Vishal Chandiramani, Managing Partner- Products & COO at TrustPlutus Wealth (India) feels the novelty factor may lead to a pop in the price of the Zomato IPO post listing. However, thereafter, the stock may trade in a range waiting for triggers such as the path to profitability, he told Moneycontrol’s Sunil Shankar Matkar, in an interview.
Companies like Zomato are perpetually in growth mode and growth in gross order value and/or price to sales are better valuation metrics for such firms, he said, adding investors eventually will need to see a path to profitability for such firms and can then decide on whether such companies can form a part of long term portfolios
Q: Zomato IPO opened for subscription on July 14, with a price band of Rs 72-76 per share. Do you think the issue is reasonably priced on the basis of current financials and expected growth?
Since some of the new age consumer tech companies do not make money for an extended period of time, conventional valuation parameters such as Price to Earnings (P/E) or Enterprise Value to EBITDA (EV/EBITDA) are not applicable to such companies. These companies are in a hyper growth mode and are globally valued using a benchmark such as Price to Sales (P/S) or a percentage of the Gross Order Value. Given the reported financials of Zomato for FY21, the issue is being priced at a significantly higher multiple to the global peer set.
Q: Zomato is currently trading at a premium of 21-26 percent in the grey market. Do you expect the premium to increase in coming sessions and the listing price to be more than 50 percent or double over issue price?
It is possible that the novelty factor may lead to a pop in the price of the issue post listing. However, what may happen thereafter is that the stock may trade in a range waiting for triggers such as the path to profitability.
Q: Why did the Zomato increase its fresh issue size to Rs 9,000 crore from Rs 7,500 crore earlier? Is it getting strong demand from investors or any other reason?
It is possible that the investor demand based on the road shows was strong. Globally, liquidity is in abundance and available at a cheap cost and money is trying to chase growth. India with its large and untapped market place offers an opportunity for growth.

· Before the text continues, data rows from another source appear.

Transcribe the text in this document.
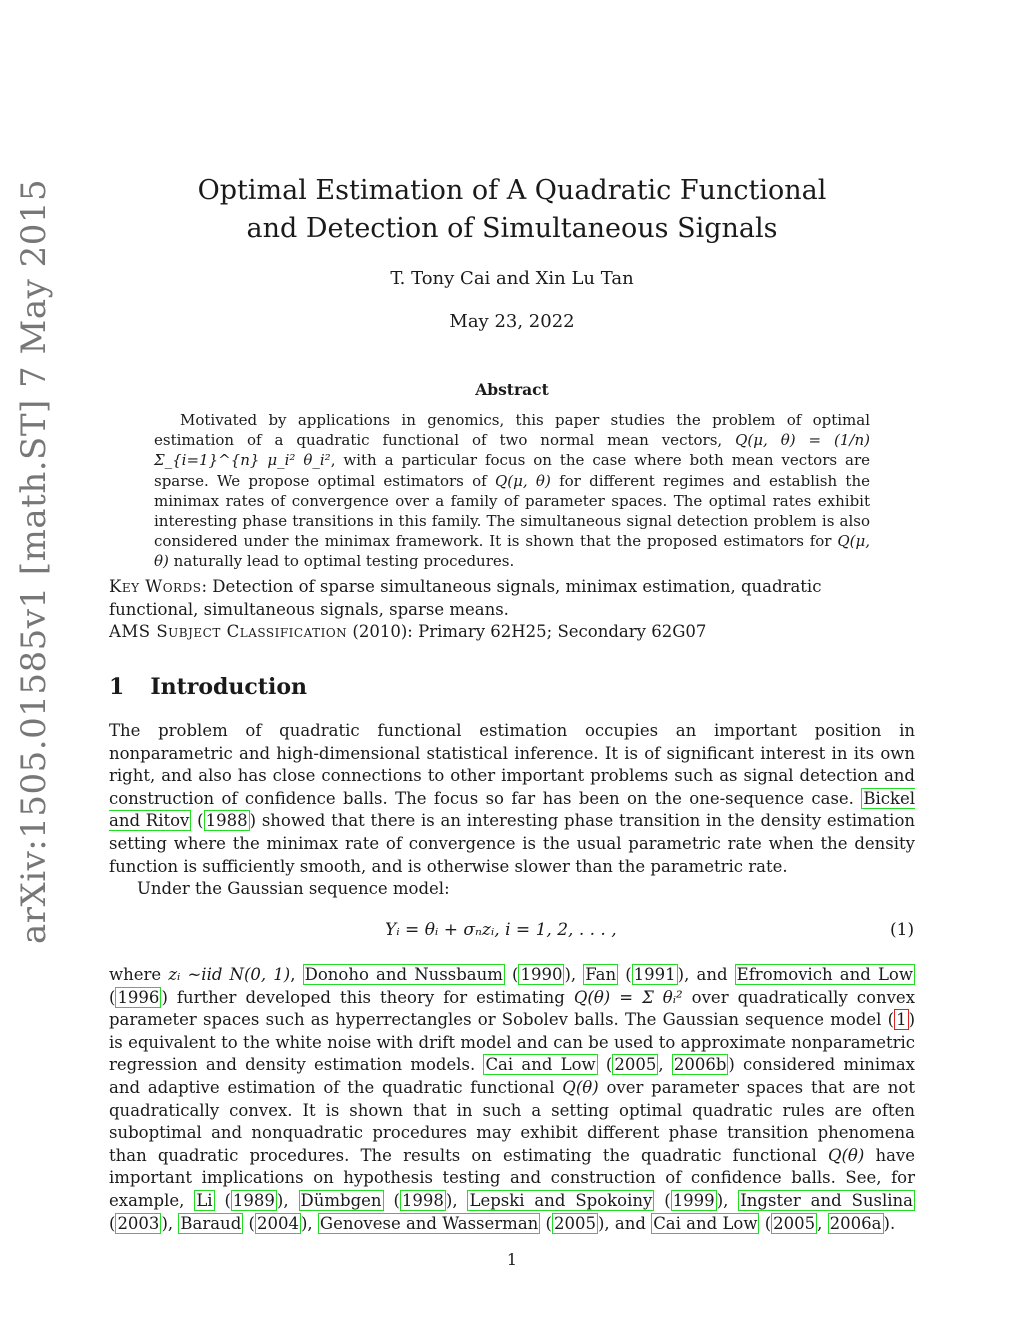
arXiv:1505.01585v1 [math.ST] 7 May 2015	Optimal Estimation of A Quadratic Functional
and Detection of Simultaneous Signals
T. Tony Cai and Xin Lu Tan
May 23, 2022
Abstract
Motivated by applications in genomics, this paper studies the problem of optimal estimation of a quadratic functional of two normal mean vectors, Q(μ, θ) = (1/n) Σ_{i=1}^{n} μ_i² θ_i², with a particular focus on the case where both mean vectors are sparse. We propose optimal estimators of Q(μ, θ) for different regimes and establish the minimax rates of convergence over a family of parameter spaces. The optimal rates exhibit interesting phase transitions in this family. The simultaneous signal detection problem is also considered under the minimax framework. It is shown that the proposed estimators for Q(μ, θ) naturally lead to optimal testing procedures.
Key Words: Detection of sparse simultaneous signals, minimax estimation, quadratic functional, simultaneous signals, sparse means.
AMS Subject Classification (2010): Primary 62H25; Secondary 62G07
1 Introduction
The problem of quadratic functional estimation occupies an important position in nonparametric and high-dimensional statistical inference. It is of significant interest in its own right, and also has close connections to other important problems such as signal detection and construction of confidence balls. The focus so far has been on the one-sequence case. Bickel and Ritov ( 1988 ) showed that there is an interesting phase transition in the density estimation setting where the minimax rate of convergence is the usual parametric rate when the density function is sufficiently smooth, and is otherwise slower than the parametric rate.
Under the Gaussian sequence model:
Yᵢ = θᵢ + σₙzᵢ, i = 1, 2, . . . ,	(1)
where zᵢ ~iid N(0, 1), Donoho and Nussbaum ( 1990 ), Fan ( 1991 ), and Efromovich and Low ( 1996 ) further developed this theory for estimating Q(θ) = Σ θᵢ² over quadratically convex parameter spaces such as hyperrectangles or Sobolev balls. The Gaussian sequence model ( 1 ) is equivalent to the white noise with drift model and can be used to approximate nonparametric regression and density estimation models. Cai and Low ( 2005 , 2006b ) considered minimax and adaptive estimation of the quadratic functional Q(θ) over parameter spaces that are not quadratically convex. It is shown that in such a setting optimal quadratic rules are often suboptimal and nonquadratic procedures may exhibit different phase transition phenomena than quadratic procedures. The results on estimating the quadratic functional Q(θ) have important implications on hypothesis testing and construction of confidence balls. See, for example, Li ( 1989 ), Dümbgen ( 1998 ), Lepski and Spokoiny ( 1999 ), Ingster and Suslina ( 2003 ), Baraud ( 2004 ), Genovese and Wasserman ( 2005 ), and Cai and Low ( 2005 , 2006a ).
1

Q: Do you think it is a multibagger story? Should one hold it for long term or sell on listing day?
While Zomato is a strong player in what has become a duopoly market, there are several unanswered questions from an investors stand point. Some of these questions are as follows a) What is going to be the impact on food delivery volumes once cities open up b) Unit economics is driven by average order value – how will average order value behave as Zomato expands into the next tier of cities c) What will be the impact on demand with increase in delivery charges d) Will Zomato continue with discounts to drive order volumes and its impact on unit economics e) Take out rates are at 15-16 percent versus global average of 10-12 percent – how will restaurants react and will they press for lower rates; some restaurants are already going direct to consumer f) There is a growing threat from Amazon’s desire around food delivery – how will this impact profitability g) Competitors like DotPe are already reaching out to merchants with offers of much lower payouts and helping restaurants go online.

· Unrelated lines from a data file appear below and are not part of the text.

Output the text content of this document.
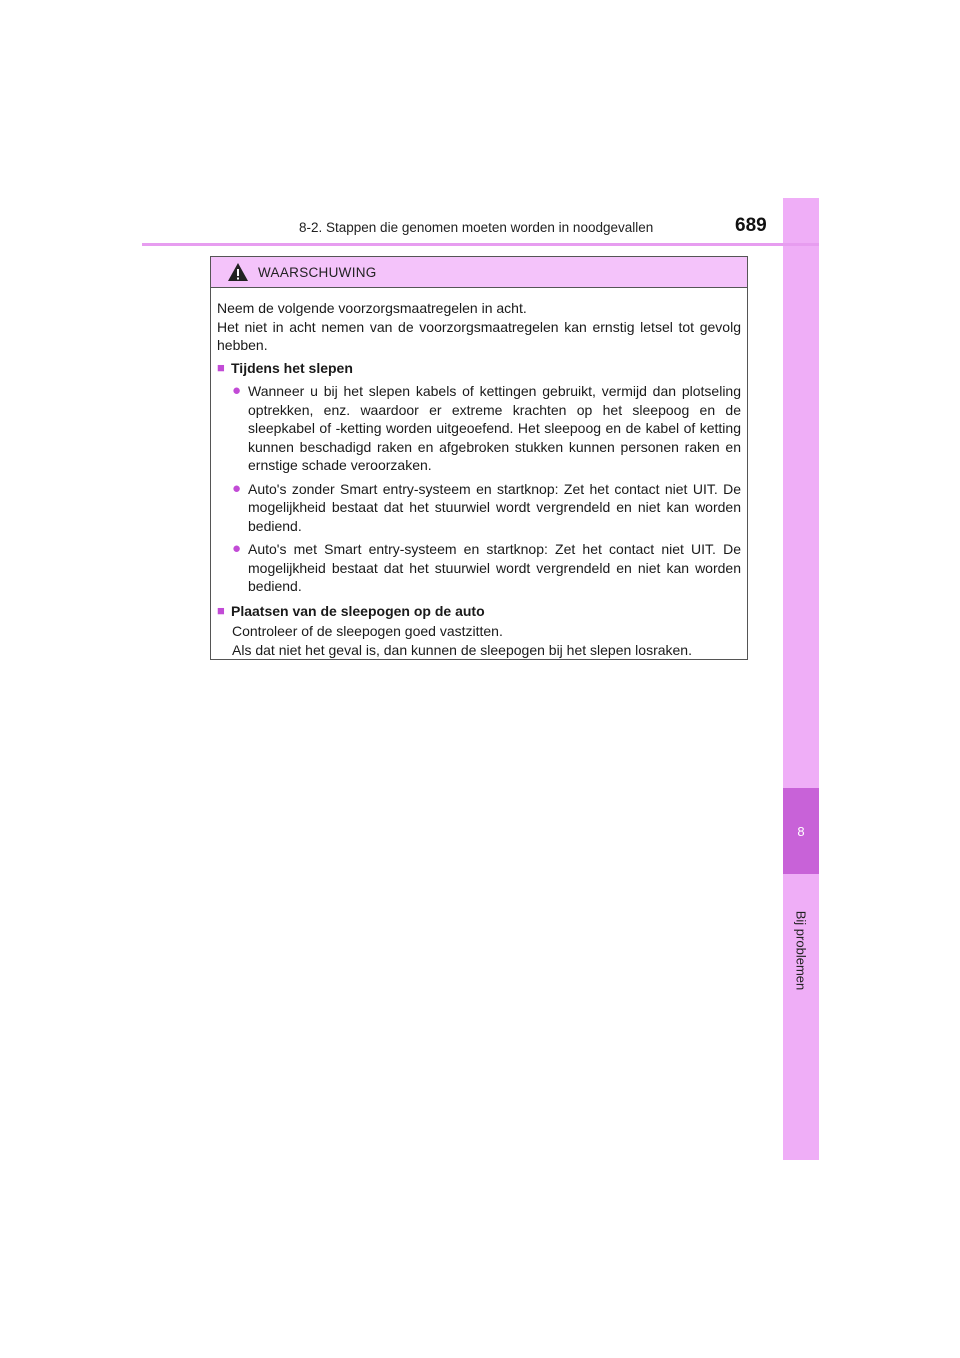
8
Bij problemen
8-2. Stappen die genomen moeten worden in noodgevallen	689
WAARSCHUWING

Neem de volgende voorzorgsmaatregelen in acht.

Het niet in acht nemen van de voorzorgsmaatregelen kan ernstig letsel tot gevolg hebben.

■ Tijdens het slepen
● Wanneer u bij het slepen kabels of kettingen gebruikt, vermijd dan plotseling optrekken, enz. waardoor er extreme krachten op het sleepoog en de sleepkabel of -ketting worden uitgeoefend. Het sleepoog en de kabel of ketting kunnen beschadigd raken en afgebroken stukken kunnen personen raken en ernstige schade veroorzaken.
● Auto's zonder Smart entry-systeem en startknop: Zet het contact niet UIT. De mogelijkheid bestaat dat het stuurwiel wordt vergrendeld en niet kan worden bediend.
● Auto's met Smart entry-systeem en startknop: Zet het contact niet UIT. De mogelijkheid bestaat dat het stuurwiel wordt vergrendeld en niet kan worden bediend.
■ Plaatsen van de sleepogen op de auto

Controleer of de sleepogen goed vastzitten.

Als dat niet het geval is, dan kunnen de sleepogen bij het slepen losraken.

Q: Will the Zomato IPO see a stellar subscription during July 14-16, and what could be subscription levels?
As discussed above, given the novelty factor and the abundant liquidity, the issue may see a stellar subscription.
Q: Zomato constituently posted loss but revenue has been growing every year. What is your view and do you expect the company to turn profitable in coming years? What is you take on the company in comparison with global peers?
Well, in FY21, the revenue degrew; however, the fourth quarter was a strong quarter in terms of revenues. As we have discussed above, the path to profitability is unclear given industry dynamics especially with well-heeled competitors resorting to large scale discounting to attract customers. When compared with global companies, the average order value is much lower, the take out rates are higher and penetration levels on food delivery in India are yet lower when compared with global benchmarks.
Q: What is the valuing criteria for companies like Zomato which is one of the first unicorns hitting D-Street? How can investors measure the performance of tech-based companies?
As we have discussed above, consumer tech companies cannot be valued basis traditional valuation metrics. These companies are perpetually in growth mode and growth in gross order value and/or price to sales are better valuation metrics for such firms. Investors eventually will need to see a path to profitability for such firms and can then decide on whether such companies can form a part of long term portfolios.